Before posting something online, consider what you like about the photo or status. Remember that nothing can ever really be deleted online and that what you post is a reflection of yourself. The more you post things that you actually identify with, the more your accounts will feel like a scrapbook to look back on instead of an imitation of a celebrity.

4. You feel less confident after spending time on social media

Everyone on Instagram seems to be a body-builder, under a strict dietary regimen, and newly-engaged. Seemingly, they're having the time of their life. They’re attractive, happy, and successful. In reality, people want to create an image that is inviting and gathers the most likes. People lose sight of the fact that social media is a curated highlight reel and start to unhealthily compare themselves to others. They see pictures of people their age getting promotions, starting families, and having fun and forget that, with those success stories, there is a lot of struggle and unpleasant parts of life that society does not typically endorse online.

Kelly*, a freshman from Rowan University, says "I used to spend hours on YouTube watching these model 'what I eat in a day' videos to the point where I'd follow everything they did. It's weird looking back on that now, but I fully believed to be beautiful I needed to eat like them in order to be thin, which was beautiful. I know people use those videos for inspiration but it turned into low confidence for me."

Finding yourself suddenly inspired to work out after seeing a fitness blogger’s workout is different than obsessively comparing your fitness progress to those you follow online.
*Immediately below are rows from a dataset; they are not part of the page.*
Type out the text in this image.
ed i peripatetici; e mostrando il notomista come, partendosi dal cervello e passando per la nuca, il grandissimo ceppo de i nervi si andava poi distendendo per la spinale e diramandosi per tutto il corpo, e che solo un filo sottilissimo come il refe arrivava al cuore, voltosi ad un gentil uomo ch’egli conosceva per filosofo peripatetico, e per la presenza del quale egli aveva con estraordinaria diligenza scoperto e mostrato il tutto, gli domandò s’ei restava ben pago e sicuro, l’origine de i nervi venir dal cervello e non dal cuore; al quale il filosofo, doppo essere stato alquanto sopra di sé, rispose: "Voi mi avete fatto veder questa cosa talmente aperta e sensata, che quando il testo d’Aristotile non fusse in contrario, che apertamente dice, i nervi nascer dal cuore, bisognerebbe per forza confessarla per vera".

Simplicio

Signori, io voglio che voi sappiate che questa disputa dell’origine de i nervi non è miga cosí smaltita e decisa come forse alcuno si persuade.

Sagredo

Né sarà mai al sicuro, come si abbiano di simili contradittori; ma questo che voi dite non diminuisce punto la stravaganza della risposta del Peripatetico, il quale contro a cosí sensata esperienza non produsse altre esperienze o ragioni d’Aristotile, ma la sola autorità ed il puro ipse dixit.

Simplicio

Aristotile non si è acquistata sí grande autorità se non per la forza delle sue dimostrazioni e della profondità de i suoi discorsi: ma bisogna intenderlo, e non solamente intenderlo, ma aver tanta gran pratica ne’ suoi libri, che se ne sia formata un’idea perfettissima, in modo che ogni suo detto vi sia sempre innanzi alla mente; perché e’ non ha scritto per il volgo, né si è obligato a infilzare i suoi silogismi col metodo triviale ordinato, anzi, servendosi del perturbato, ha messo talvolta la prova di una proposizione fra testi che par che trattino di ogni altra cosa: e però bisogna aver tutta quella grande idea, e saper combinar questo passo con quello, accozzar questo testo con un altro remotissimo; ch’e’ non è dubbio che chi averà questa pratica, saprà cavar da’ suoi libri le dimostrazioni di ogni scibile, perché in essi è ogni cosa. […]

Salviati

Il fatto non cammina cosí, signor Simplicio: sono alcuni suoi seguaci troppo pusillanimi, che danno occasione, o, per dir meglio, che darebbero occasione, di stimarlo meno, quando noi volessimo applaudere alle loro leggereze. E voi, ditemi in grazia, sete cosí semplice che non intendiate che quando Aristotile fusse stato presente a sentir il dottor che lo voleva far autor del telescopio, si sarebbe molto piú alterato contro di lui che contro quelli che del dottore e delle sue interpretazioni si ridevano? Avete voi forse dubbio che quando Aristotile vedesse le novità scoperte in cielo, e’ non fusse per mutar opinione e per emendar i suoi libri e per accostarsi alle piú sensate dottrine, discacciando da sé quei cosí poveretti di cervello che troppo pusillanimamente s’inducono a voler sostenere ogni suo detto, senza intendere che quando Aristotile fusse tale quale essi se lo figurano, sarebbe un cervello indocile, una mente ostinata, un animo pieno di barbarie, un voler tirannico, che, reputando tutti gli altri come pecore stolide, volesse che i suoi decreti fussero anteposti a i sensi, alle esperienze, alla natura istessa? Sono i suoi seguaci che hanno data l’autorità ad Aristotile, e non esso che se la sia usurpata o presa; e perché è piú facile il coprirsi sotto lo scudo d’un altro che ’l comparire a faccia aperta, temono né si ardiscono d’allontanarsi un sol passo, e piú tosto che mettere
If you feel like the time you spend on social media is having a negative effect on your self-esteem it may be time to take a break.

5. You can't go more than ten minutes without checking your phone

You ignore your friends and family in person because you’re too entranced with what’s happening in the digital world. Your parents may have even enforced a rule prohibiting cell phone use during dinner. If you use your phone as a crutch to avoid talking to people and exclusively communicate via social media, it may be time to take a break. While jokes about being addicted to social media may be lighthearted, no one should actually feel like their life is so consumed by the Internet.

Every young adult has probably behaved in some capacity to the examples above. It doesn’t mean you’re a bad person, but it may mean you’re too invested in your online life that you’re neglecting parts of your actual life. To detox, you don’t have to delete all your accounts in one day. It may be beneficial to start the detox by just deleting an app or two off your phone. Every time you have a tendency to check your socials, you’ll be reminded that you can spend your time doing something else instead. By the end, you’ll realize there is more to life than social media and you'll be thankful for it.

Toni Morrison, a Pulitzer Prize-winning novelist, once said, “At some point in life the world’s beauty becomes enough, you don’t need to photograph, paint, or even remember it. It is enough.”

The mindset of our generation seems to be that if we do not capture our greatest moments and share them, then they simply did not happen. Captured and shared or not, we are living our lives, and how many people have digitally liked it should not diminish the value of our experiences. As always, good luck!